The semi-reboot of season three—necessitated by any number of factors but mostly by the fact that DR, the Danish channel that produces the show, didn’t order a third season until fairly late in the process (and after international acclaim for the show had started to leak in—has hurt the show in these small ways, but if you’re willing to go with it, there’s still plenty that’s rewarding here. Refocusing so much of the show on the Birgitte and Bent relationship is a smart call, and I’m enjoying when characters like Phillip or Kasper drop in for a few minutes as their schedules allow. And I’m digging the scenes where Birgitte and Katrine just shoot the shit, because I enjoy these actresses’ performances so much.
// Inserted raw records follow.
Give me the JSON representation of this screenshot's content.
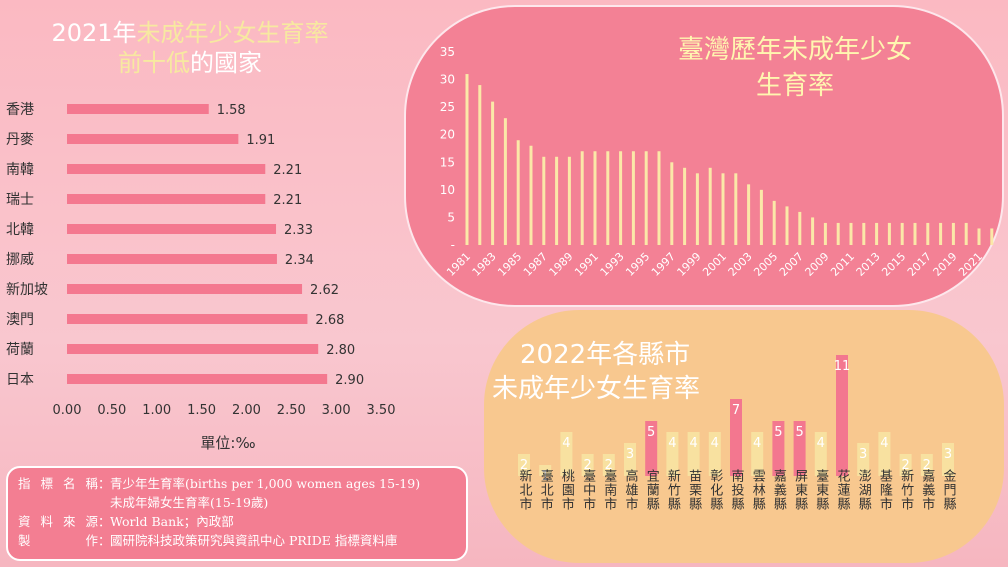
{
  "colors": {
    "left_bar": "#f4788f",
    "taiwan_bar": "#fbe8a8",
    "county_yellow": "#f8e1a0",
    "county_pink": "#f3778f",
    "panel_pink": "#f38195",
    "panel_peach": "#f8c88f"
  },
  "left": {
    "title_line1_plain": "2021年",
    "title_line1_accent": "未成年少女生育率",
    "title_line2_accent": "前十低",
    "title_line2_plain": "的國家",
    "unit_label": "單位:‰"
  },
  "right": {
    "title_line1": "臺灣歷年未成年少女",
    "title_line2": "生育率"
  },
  "county": {
    "title_line1": "2022年各縣市",
    "title_line2": "未成年少女生育率"
  },
  "info": {
    "rows": [
      {
        "key": "指標名稱",
        "value": "青少年生育率(births per 1,000 women ages 15-19)"
      },
      {
        "key": "",
        "value": "未成年婦女生育率(15-19歲)"
      },
      {
        "key": "資料來源",
        "value": "World Bank；內政部"
      },
      {
        "key": "製　作",
        "value": "國研院科技政策研究與資訊中心 PRIDE 指標資料庫"
      }
    ]
  },
  "chart_data": [
    {
      "type": "bar",
      "orientation": "horizontal",
      "categories": [
        "香港",
        "丹麥",
        "南韓",
        "瑞士",
        "北韓",
        "挪威",
        "新加坡",
        "澳門",
        "荷蘭",
        "日本"
      ],
      "values": [
        1.58,
        1.91,
        2.21,
        2.21,
        2.33,
        2.34,
        2.62,
        2.68,
        2.8,
        2.9
      ],
      "value_labels": [
        "1.58",
        "1.91",
        "2.21",
        "2.21",
        "2.33",
        "2.34",
        "2.62",
        "2.68",
        "2.80",
        "2.90"
      ],
      "xlim": [
        0,
        3.5
      ],
      "ticks": [
        "0.00",
        "0.50",
        "1.00",
        "1.50",
        "2.00",
        "2.50",
        "3.00",
        "3.50"
      ],
      "title": "2021年未成年少女生育率前十低的國家",
      "xlabel": "單位:‰"
    },
    {
      "type": "bar",
      "title": "臺灣歷年未成年少女生育率",
      "x": [
        1981,
        1982,
        1983,
        1984,
        1985,
        1986,
        1987,
        1988,
        1989,
        1990,
        1991,
        1992,
        1993,
        1994,
        1995,
        1996,
        1997,
        1998,
        1999,
        2000,
        2001,
        2002,
        2003,
        2004,
        2005,
        2006,
        2007,
        2008,
        2009,
        2010,
        2011,
        2012,
        2013,
        2014,
        2015,
        2016,
        2017,
        2018,
        2019,
        2020,
        2021,
        2022
      ],
      "values": [
        31,
        29,
        26,
        23,
        19,
        18,
        16,
        16,
        16,
        17,
        17,
        17,
        17,
        17,
        17,
        17,
        15,
        14,
        13,
        14,
        13,
        13,
        11,
        10,
        8,
        7,
        6,
        5,
        4,
        4,
        4,
        4,
        4,
        4,
        4,
        4,
        4,
        4,
        4,
        4,
        3,
        3
      ],
      "ylim": [
        0,
        35
      ],
      "yticks": [
        "-",
        "5",
        "10",
        "15",
        "20",
        "25",
        "30",
        "35"
      ],
      "xtick_labels": [
        "1981",
        "1983",
        "1985",
        "1987",
        "1989",
        "1991",
        "1993",
        "1995",
        "1997",
        "1999",
        "2001",
        "2003",
        "2005",
        "2007",
        "2009",
        "2011",
        "2013",
        "2015",
        "2017",
        "2019",
        "2021"
      ]
    },
    {
      "type": "bar",
      "title": "2022年各縣市未成年少女生育率",
      "categories": [
        "新北市",
        "臺北市",
        "桃園市",
        "臺中市",
        "臺南市",
        "高雄市",
        "宜蘭縣",
        "新竹縣",
        "苗栗縣",
        "彰化縣",
        "南投縣",
        "雲林縣",
        "嘉義縣",
        "屏東縣",
        "臺東縣",
        "花蓮縣",
        "澎湖縣",
        "基隆市",
        "新竹市",
        "嘉義市",
        "金門縣"
      ],
      "values": [
        2,
        1,
        4,
        2,
        2,
        3,
        5,
        4,
        4,
        4,
        7,
        4,
        5,
        5,
        4,
        11,
        3,
        4,
        2,
        2,
        3
      ],
      "highlight": [
        false,
        false,
        false,
        false,
        false,
        false,
        true,
        false,
        false,
        false,
        true,
        false,
        true,
        true,
        false,
        true,
        false,
        false,
        false,
        false,
        false
      ]
    }
  ]
}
Katrine’s indoctrination in the other side of the Danish political system is also fun, particularly when she screws things up and then has to fret about whether she’s damaged them irreparably.
But Borgen has rarely had too much trouble with its political half. It’s the personal stuff where the show has always struggled, and season three is off to a weaker start in that arena than usual, particularly with Katrine and her mother’s earnest discussions of what it is to be a working mother, which might as well come with a blinking sign that reads “MAJOR THEMATIC CONCERNS OF THE SEASON.” Jeremy has yet to become an entity, Katrine’s motherhood feels less like an organic development (as it probably should!) and more like a chance to once again root around in the question of whether anyone can have it all, and about the only thing I’m getting out of this is an excuse to hear Sidse Babbett Knudsen speak English more often (which, don’t get me wrong, is totally fine). I hate to sound down on an episode that I more or less enjoyed, but the directions it points in are ones that still have me a little unnerved.
Stray observations:
- The moment when Bent comes back and tells Birgitte that, okay, he’ll become a New Democrat, too, is so telegraphed but so satisfying. The show can do just about anything to these two, and their friendship still stands as a touchstone.
- Nete marvels at the way that the warehouse Birgitte bought looks like the one where they filmed that Coldplay video. Birgitte smiles indulgently, and Nete says, “Every Teardrop Is A Waterfall,” and I am very happy.
- Though I’m mostly uninterested in the Katrine is a mom plot so far, I liked the recurring use of the squeaky duck toy to suggest the responsibilities to her son that were always present, even when she was pursuing other opportunities.
- Speaking of Katrine, the moment when she tilts her beer bottle toward Kasper when he doesn’t betray the new party on Juul And Friis was a nice reminder of how good these two are together.
- Phillip donates new office furniture to the New Democrats. Everlasting devotion!